Gemeinsame Operation der australischen Steuerbehörden (ATO) zerschlägt Betrugsring in Höhe von 137 Millionen Dollar
Die australische Grenzschutzbehörde (ABF) und die Taskforce für schwere Finanzkriminalität (SFCT) haben gemeinsam vier chinesische Staatsangehörige wegen Betrugs in Höhe von 137 Millionen Dollar, darunter Geldwäsche und Arbeitsausbeutung, untersucht und inhaftiert.
Die australische Einsatzgruppe führte die Operation Underpitch durch mit ABF Gemeinsam mit den Einsatzkräften des SFCT (San Francisco Capital Territory) wurden im Zuge dieser Operation vier chinesische Staatsangehörige festgenommen und wegen ihrer Straftaten mit Geldstrafen belegt. Es ist nicht das erste Mal, dass Chinesen wegen illegaler Aktivitäten und mutmaßlicher Geldwäsche zur Bezahlung von Einwanderern verurteilt wurden. Ein 22-Jähriger erhielt Anfang des Jahres eine Haftstrafe von zwölf Monaten, ein 27-Jähriger eine Bewährungsstrafe von 15 Monaten, und im Oktober 2022 wurde ein 30-Jähriger wegen seiner Beteiligung an den Straftaten zu drei Jahren und zwei Monaten Haft verurteilt.

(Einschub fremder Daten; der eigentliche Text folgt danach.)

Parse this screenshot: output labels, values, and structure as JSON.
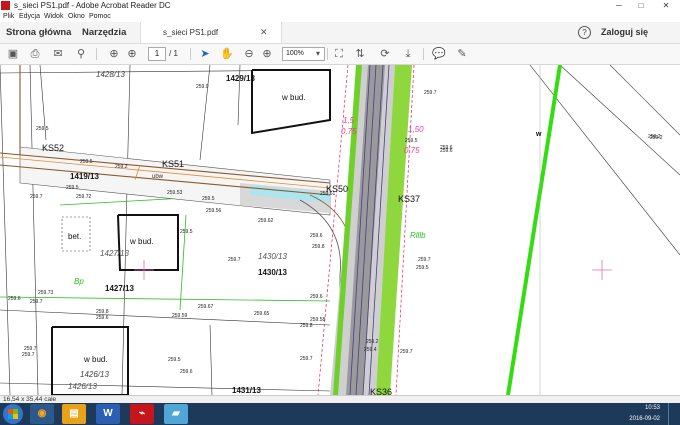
{
  "window": {
    "title": "s_sieci PS1.pdf - Adobe Acrobat Reader DC"
  },
  "menu": [
    "Plik",
    "Edycja",
    "Widok",
    "Okno",
    "Pomoc"
  ],
  "nav": {
    "home": "Strona główna",
    "tools": "Narzędzia",
    "doc_tab": "s_sieci PS1.pdf",
    "signin": "Zaloguj się",
    "help": "?"
  },
  "toolbar": {
    "page_current": "1",
    "page_total": "/ 1",
    "zoom": "100%"
  },
  "status": {
    "dimensions": "16,54 x 35,44 cale"
  },
  "clock": {
    "time": "10:53",
    "date": "2016-09-02"
  },
  "map": {
    "parcels": [
      "1428/13",
      "1429/13",
      "1419/13",
      "1427/13",
      "1430/13",
      "1426/13",
      "1431/13"
    ],
    "parcels_faint": [
      "1427/13",
      "1430/13",
      "1426/13"
    ],
    "buildings": [
      "w bud.",
      "w bud.",
      "w bud."
    ],
    "bet": "bet.",
    "wells": [
      "KS52",
      "KS51",
      "KS50",
      "KS37",
      "KS36"
    ],
    "labels": {
      "bp": "Bp",
      "rilib": "Rlllb",
      "w": "w",
      "ubw": "ubw"
    },
    "elevations": [
      "259.0",
      "259.5",
      "259.7",
      "259.5",
      "259.2",
      "259.6",
      "259.5",
      "259.7",
      "259.2",
      "259.5",
      "259.72",
      "259.53",
      "259.5",
      "259.56",
      "259.62",
      "259.61",
      "259.73",
      "259.7",
      "259.6",
      "259.7",
      "259.8",
      "259.6",
      "259.59",
      "259.67",
      "259.65",
      "259.5",
      "259.8",
      "259.7",
      "259.6",
      "259.8",
      "259.6",
      "259.58",
      "259.7",
      "259.5",
      "259.2",
      "259.4",
      "259.7",
      "259.6",
      "259.5",
      "259.6",
      "259.7",
      "259.7",
      "259.2"
    ],
    "pink": [
      "1,5",
      "0,75",
      "1,50",
      "0,75"
    ]
  },
  "colors": {
    "acrobat_red": "#c4161c",
    "map_green": "#33dd11",
    "road_gray": "#7a7a7a",
    "pink": "#e83ea0",
    "taskbar": "#1e3a5a"
  }
}
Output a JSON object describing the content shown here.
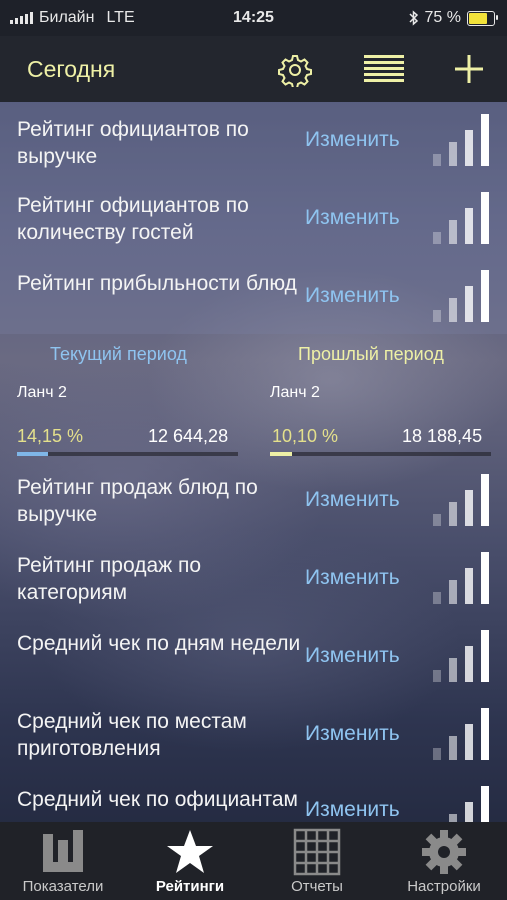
{
  "status": {
    "carrier": "Билайн",
    "network": "LTE",
    "time": "14:25",
    "battery": "75 %",
    "battery_level": 0.75
  },
  "header": {
    "title": "Сегодня",
    "settings_icon": "gear-icon",
    "list_icon": "list-icon",
    "add_icon": "plus-icon"
  },
  "ratings_top": [
    {
      "label": "Рейтинг официантов по выручке",
      "edit": "Изменить"
    },
    {
      "label": "Рейтинг официантов по количеству гостей",
      "edit": "Изменить"
    },
    {
      "label": "Рейтинг прибыльности блюд",
      "edit": "Изменить"
    }
  ],
  "period": {
    "current_label": "Текущий период",
    "previous_label": "Прошлый период",
    "current": {
      "name": "Ланч 2",
      "percent": "14,15 %",
      "sum": "12 644,28",
      "share": 0.1415
    },
    "previous": {
      "name": "Ланч 2",
      "percent": "10,10 %",
      "sum": "18 188,45",
      "share": 0.101
    }
  },
  "ratings_bottom": [
    {
      "label": "Рейтинг продаж блюд по выручке",
      "edit": "Изменить"
    },
    {
      "label": "Рейтинг продаж по категориям",
      "edit": "Изменить"
    },
    {
      "label": "Средний чек по дням недели",
      "edit": "Изменить"
    },
    {
      "label": "Средний чек по местам приготовления",
      "edit": "Изменить"
    },
    {
      "label": "Средний чек по официантам",
      "edit": "Изменить"
    }
  ],
  "tabs": [
    {
      "label": "Показатели",
      "icon": "dashboard-icon"
    },
    {
      "label": "Рейтинги",
      "icon": "star-icon"
    },
    {
      "label": "Отчеты",
      "icon": "grid-icon"
    },
    {
      "label": "Настройки",
      "icon": "gear-icon"
    }
  ],
  "colors": {
    "accent_yellow": "#eef0a6",
    "link_blue": "#8fc4f0",
    "current_bar": "#7fb6e8",
    "previous_bar": "#eef0a6"
  }
}
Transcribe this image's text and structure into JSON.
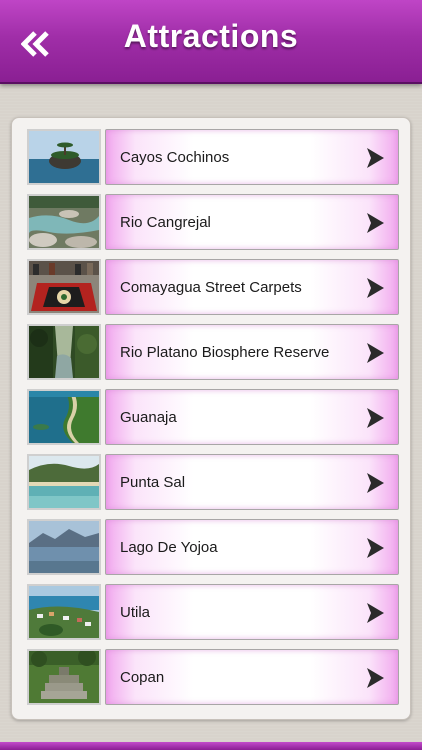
{
  "header": {
    "title": "Attractions",
    "back_icon": "double-chevron-left-icon"
  },
  "attractions": [
    {
      "label": "Cayos Cochinos",
      "scene": "island"
    },
    {
      "label": "Rio Cangrejal",
      "scene": "river"
    },
    {
      "label": "Comayagua Street Carpets",
      "scene": "carpet"
    },
    {
      "label": "Rio Platano Biosphere Reserve",
      "scene": "jungle"
    },
    {
      "label": "Guanaja",
      "scene": "coast"
    },
    {
      "label": "Punta Sal",
      "scene": "beach"
    },
    {
      "label": "Lago De Yojoa",
      "scene": "lake"
    },
    {
      "label": "Utila",
      "scene": "town"
    },
    {
      "label": "Copan",
      "scene": "ruins"
    }
  ],
  "colors": {
    "header": "#a02ea8",
    "button_glow": "#f1a8ee",
    "arrow": "#2b2b2b"
  }
}
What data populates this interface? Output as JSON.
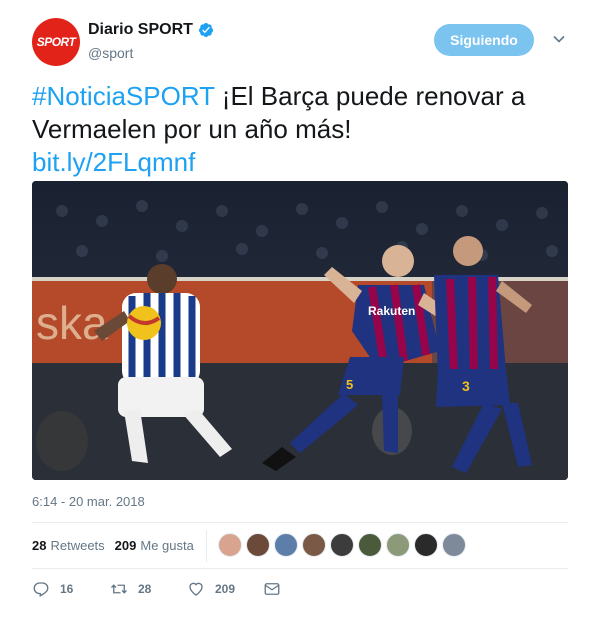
{
  "account": {
    "avatar_text": "SPORT",
    "name": "Diario SPORT",
    "handle": "@sport",
    "verified": true,
    "follow_label": "Siguiendo"
  },
  "tweet": {
    "hashtag": "#NoticiaSPORT",
    "text": " ¡El Barça puede renovar a Vermaelen por un año más!",
    "link": "bit.ly/2FLqmnf",
    "media": {
      "ad_board_text": "ska",
      "rakuten_text": "Rakuten",
      "player_numbers": [
        "5",
        "3"
      ]
    }
  },
  "timestamp": "6:14 - 20 mar. 2018",
  "stats": {
    "retweets_count": "28",
    "retweets_label": "Retweets",
    "likes_count": "209",
    "likes_label": "Me gusta"
  },
  "likers": [
    "#d8a48f",
    "#6b4a3a",
    "#5c7ea8",
    "#7a5a46",
    "#3c3c3c",
    "#4a5a3a",
    "#8c9a7a",
    "#2a2a2a",
    "#7e8a99"
  ],
  "actions": {
    "reply_count": "16",
    "retweet_count": "28",
    "like_count": "209"
  },
  "colors": {
    "link_blue": "#1da1f2",
    "follow_button_bg": "#7cc4f0",
    "brand_red": "#e2231a"
  }
}
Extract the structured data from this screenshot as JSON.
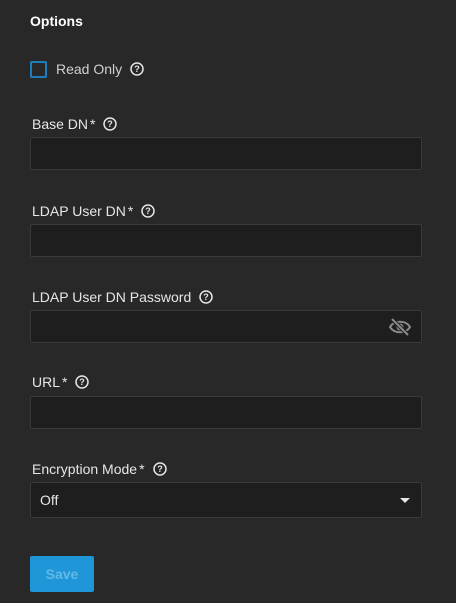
{
  "section": {
    "title": "Options"
  },
  "read_only": {
    "label": "Read Only",
    "checked": false
  },
  "fields": {
    "base_dn": {
      "label": "Base DN",
      "required_mark": "*",
      "value": ""
    },
    "ldap_user_dn": {
      "label": "LDAP User DN",
      "required_mark": "*",
      "value": ""
    },
    "ldap_user_dn_password": {
      "label": "LDAP User DN Password",
      "value": ""
    },
    "url": {
      "label": "URL",
      "required_mark": "*",
      "value": ""
    },
    "encryption_mode": {
      "label": "Encryption Mode",
      "required_mark": "*",
      "selected": "Off"
    }
  },
  "actions": {
    "save_label": "Save"
  },
  "colors": {
    "background": "#282828",
    "input_background": "#1e1e1e",
    "accent": "#1e96d8"
  },
  "icons": {
    "help": "help-circle-icon",
    "visibility": "eye-off-icon",
    "dropdown": "caret-down-icon"
  }
}
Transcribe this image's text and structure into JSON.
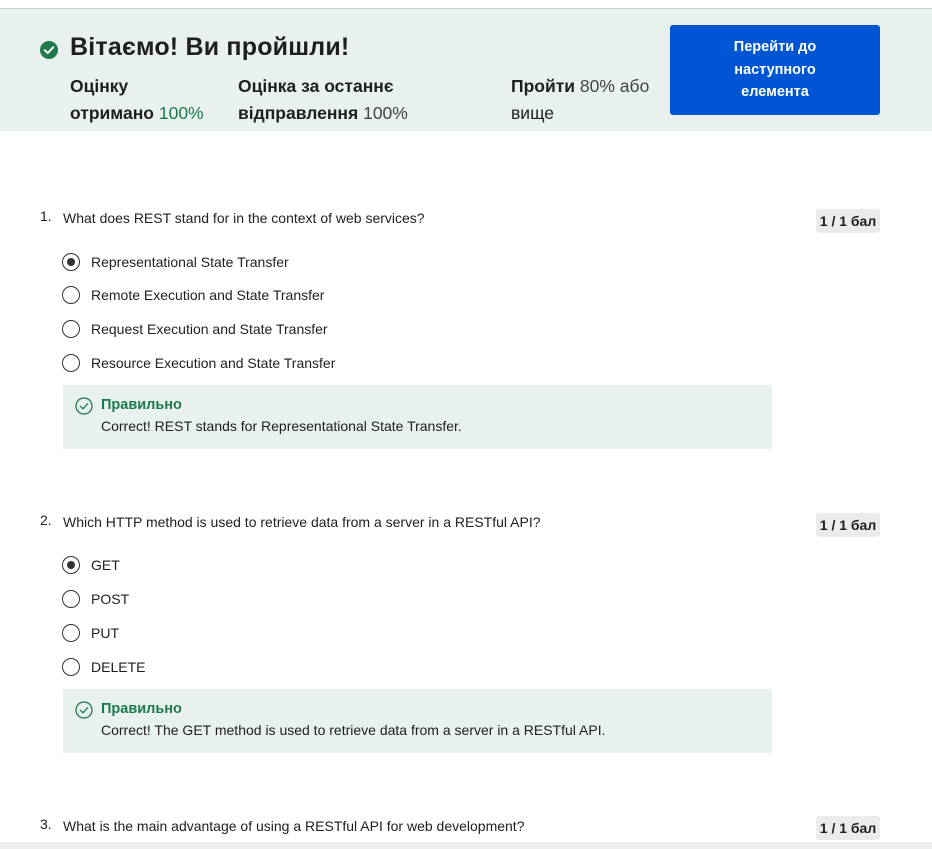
{
  "banner": {
    "title": "Вітаємо! Ви пройшли!",
    "stats": [
      {
        "label_line1": "Оцінку",
        "label_line2": "отримано",
        "value": "100%"
      },
      {
        "label_line1": "Оцінка за останнє",
        "label_line2": "відправлення",
        "value": "100%"
      },
      {
        "label": "Пройти",
        "value": "80% або",
        "suffix": "вище"
      }
    ],
    "next_button": "Перейти до наступного елемента"
  },
  "questions": [
    {
      "number": "1.",
      "text": "What does REST stand for in the context of web services?",
      "score": "1 / 1 бал",
      "options": [
        {
          "label": "Representational State Transfer",
          "selected": true
        },
        {
          "label": "Remote Execution and State Transfer",
          "selected": false
        },
        {
          "label": "Request Execution and State Transfer",
          "selected": false
        },
        {
          "label": "Resource Execution and State Transfer",
          "selected": false
        }
      ],
      "feedback": {
        "title": "Правильно",
        "text": "Correct! REST stands for Representational State Transfer."
      }
    },
    {
      "number": "2.",
      "text": "Which HTTP method is used to retrieve data from a server in a RESTful API?",
      "score": "1 / 1 бал",
      "options": [
        {
          "label": "GET",
          "selected": true
        },
        {
          "label": "POST",
          "selected": false
        },
        {
          "label": "PUT",
          "selected": false
        },
        {
          "label": "DELETE",
          "selected": false
        }
      ],
      "feedback": {
        "title": "Правильно",
        "text": "Correct! The GET method is used to retrieve data from a server in a RESTful API."
      }
    },
    {
      "number": "3.",
      "text": "What is the main advantage of using a RESTful API for web development?",
      "score": "1 / 1 бал"
    }
  ],
  "colors": {
    "success": "#1e7a4a",
    "primary": "#0056d2",
    "banner_bg": "#e8f1ed"
  },
  "icons": {
    "banner": "check-circle-filled-icon",
    "feedback": "check-circle-outline-icon"
  }
}
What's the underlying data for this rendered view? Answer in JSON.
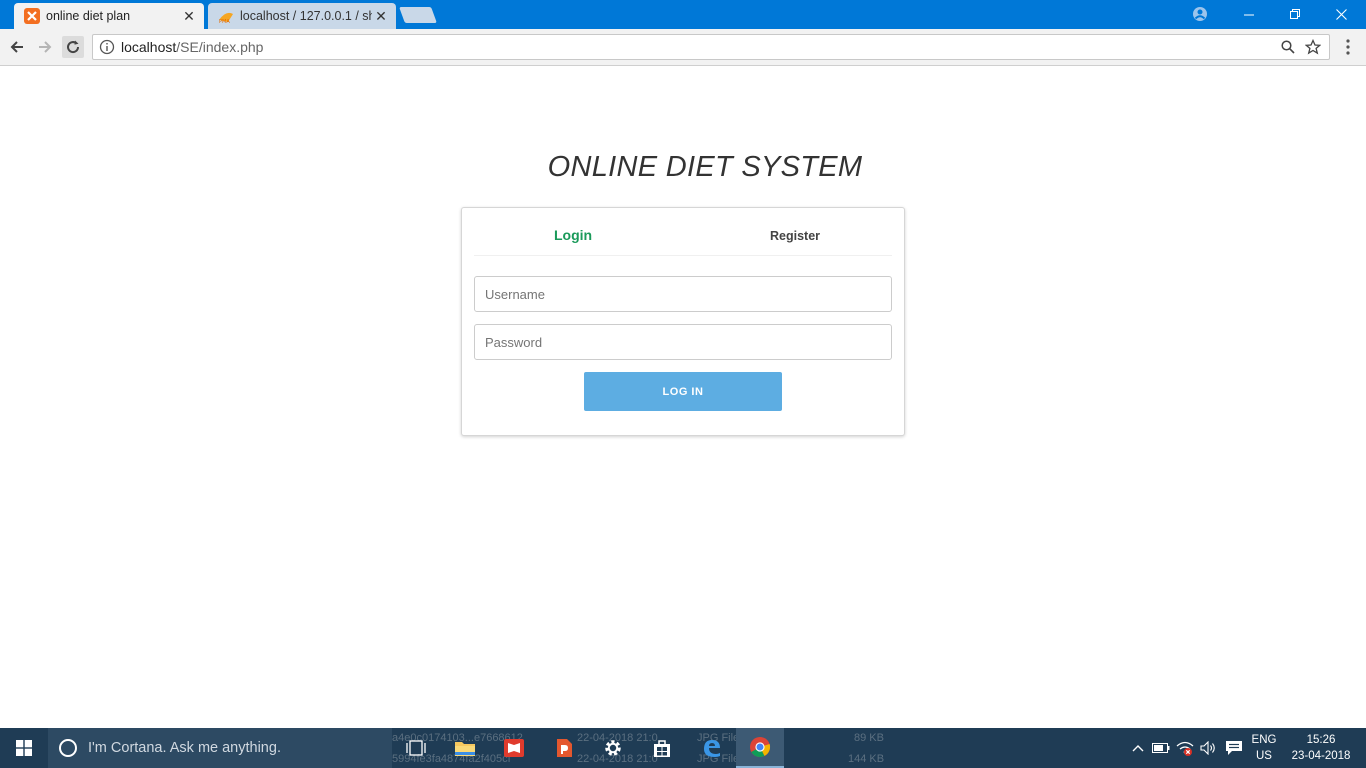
{
  "browser": {
    "tabs": [
      {
        "title": "online diet plan",
        "close": "✕",
        "active": true
      },
      {
        "title": "localhost / 127.0.0.1 / sh",
        "close": "✕",
        "active": false
      }
    ],
    "url_host": "localhost",
    "url_path": "/SE/index.php"
  },
  "page": {
    "title": "ONLINE DIET SYSTEM",
    "tabs": {
      "login": "Login",
      "register": "Register"
    },
    "username_placeholder": "Username",
    "password_placeholder": "Password",
    "login_button": "LOG IN"
  },
  "taskbar": {
    "cortana_placeholder": "I'm Cortana. Ask me anything.",
    "language": {
      "line1": "ENG",
      "line2": "US"
    },
    "time": "15:26",
    "date": "23-04-2018",
    "background_ghost": {
      "row1_name": "a4e0c0174103...e7668612",
      "row1_date": "22-04-2018 21:0",
      "row1_type": "JPG File",
      "row1_size": "89 KB",
      "row2_name": "5994fe3fa4874fa2f405cf",
      "row2_date": "22-04-2018 21:0",
      "row2_type": "JPG File",
      "row2_size": "144 KB"
    }
  },
  "colors": {
    "titlebar": "#0078d7",
    "login_tab": "#1a9a5a",
    "login_button": "#5dade2",
    "taskbar": "#1f3c55"
  }
}
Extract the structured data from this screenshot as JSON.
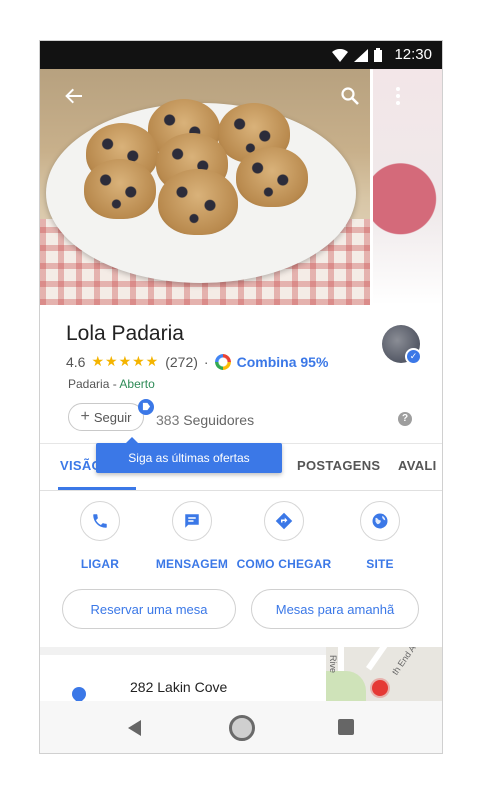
{
  "status_bar": {
    "time": "12:30"
  },
  "icons": {
    "back": "arrow-left-icon",
    "search": "search-icon",
    "more": "more-vert-icon",
    "phone": "phone-icon",
    "message": "chat-icon",
    "directions": "directions-icon",
    "site": "globe-icon"
  },
  "place": {
    "name": "Lola Padaria",
    "rating": "4.6",
    "stars": "★★★★★",
    "reviews": "(272)",
    "separator": "·",
    "match": "Combina 95%",
    "category": "Padaria",
    "category_sep": " - ",
    "status": "Aberto"
  },
  "follow": {
    "button_plus": "+",
    "button_label": "Seguir",
    "followers_count": "383",
    "followers_label": "Seguidores",
    "help": "?",
    "tooltip": "Siga as últimas ofertas"
  },
  "tabs": [
    {
      "label": "VISÃO",
      "active": true
    },
    {
      "label": "POSTAGENS",
      "active": false
    },
    {
      "label": "AVALI",
      "active": false
    }
  ],
  "actions": [
    {
      "label": "LIGAR"
    },
    {
      "label": "MENSAGEM"
    },
    {
      "label": "COMO CHEGAR"
    },
    {
      "label": "SITE"
    }
  ],
  "chips": [
    {
      "label": "Reservar uma mesa"
    },
    {
      "label": "Mesas para amanhã"
    }
  ],
  "address": {
    "line1": "282 Lakin Cove"
  },
  "map": {
    "label_left": "Rive",
    "label_right": "th End A"
  },
  "colors": {
    "accent": "#3b78e7",
    "open": "#2e8b57",
    "star": "#f4b400"
  }
}
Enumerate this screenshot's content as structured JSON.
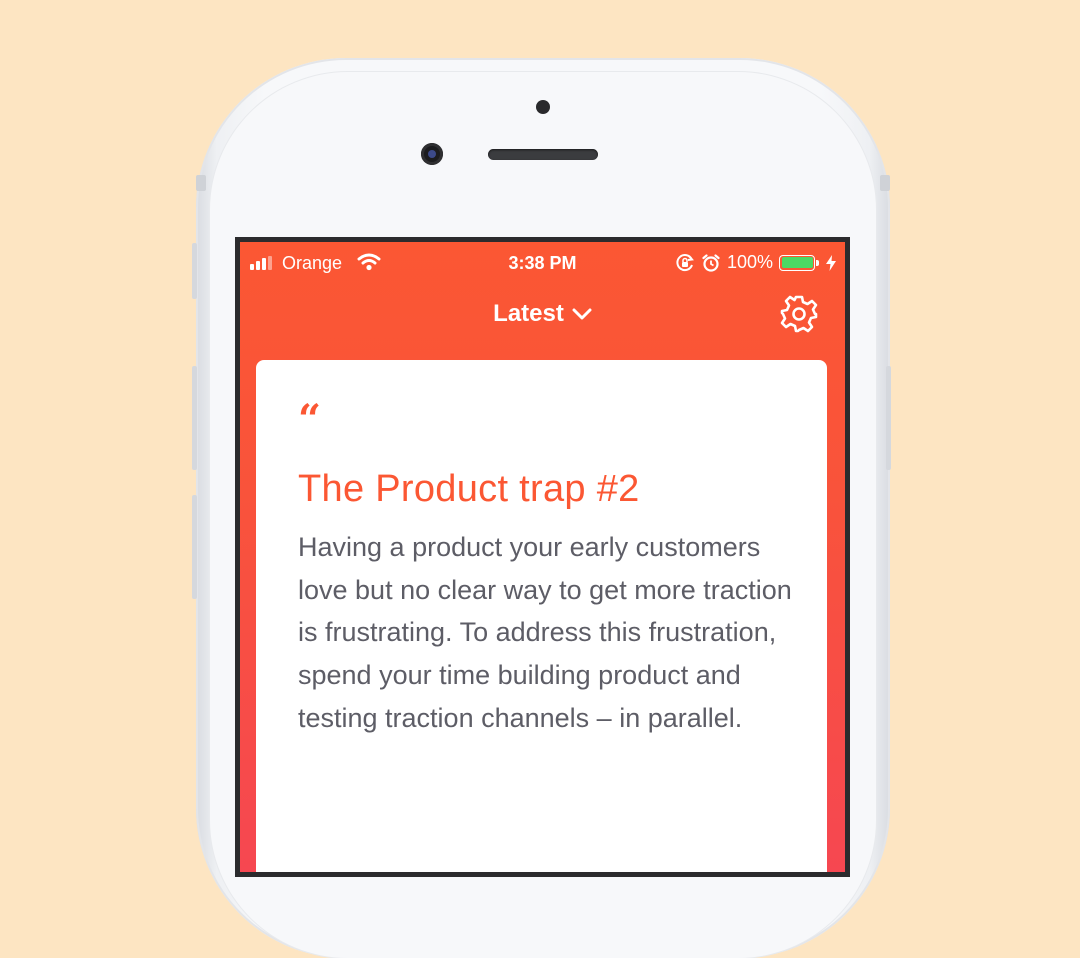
{
  "status_bar": {
    "carrier": "Orange",
    "time": "3:38 PM",
    "battery_percent": "100%",
    "icons": [
      "signal-icon",
      "wifi-icon",
      "orientation-lock-icon",
      "alarm-icon",
      "battery-icon",
      "charging-bolt-icon"
    ]
  },
  "nav": {
    "title": "Latest",
    "title_icon": "chevron-down-icon",
    "settings_icon": "gear-icon"
  },
  "card": {
    "quote_mark": "“",
    "title": "The Product trap #2",
    "body": "Having a product your early customers love but no clear way to get more traction is frustrating. To address this frustration, spend your time building product and testing traction channels – in parallel."
  },
  "colors": {
    "accent": "#fb5733",
    "background": "#fde5c2",
    "body_text": "#5d5d66",
    "battery": "#4cd964"
  }
}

Die koordinierte Untersuchung umfasste auch die Durchsuchung der Räumlichkeiten von ACT und traf dort auf zwölf Chinesen, darunter zehn legale Staatsbürger und zwei illegale Ausländer. Es wurden außerdem Beweise für gefälschte Ausweise sowie Finanzdokumente gefunden, die auf die Beteiligung an der illegalen Beschäftigung von Ausländern hindeuteten. Die Festgenommenen zahlten zudem bar, um die Rentenbeiträge zu umgehen und nutzten dabei die Regelungen des Lohnsteuerabzugsverfahrens aus.
Penny Spies, Einsatzleiterin der ABF bei den Ermittlungen, erklärte, diese Operation sei eine Warnung an Kriminelle, dass die Einsatzkräfte zusammenarbeiten würden, um gegen alle illegalen Aktivitäten vorzugehen. Sie fügte hinzu: „Unredliche Arbeitgeber im Baugewerbe zahlen ihren Arbeitern oft bar aus, wodurch diese um ihre Ansprüche, einschließlich der Altersvorsorge, gebracht werden. Alle Arbeitnehmer haben ein Recht auf faire Bezahlung und faire Behandlung. Kriminelle, die sich durch Visa- und Migrationsbetrug, Geldwäsche, Steuerhinterziehung und die Ausbeutung ausländischer Arbeitskräfte bereichern wollen, stehen fest im Visier unserer Behörden.
Der stellvertretende ATO-Kommissar und SFCT-Chef John Ford erklärte außerdem:Finanzkriminelle sind oft in größere illegale Machenschaften verwickelt. Diese Kriminellen werden von finanziellem Gewinn motiviert, und ihre Aktivitäten entziehen der australischen Öffentlichkeit Einnahmen, die für wichtige Dienstleistungen wie das Gesundheits- und Bildungswesen benötigt werden. Wir werden bei operativen Maßnahmen zusammenarbeiten, die die Kriminellen letztendlich zur Rechenschaft ziehen werden."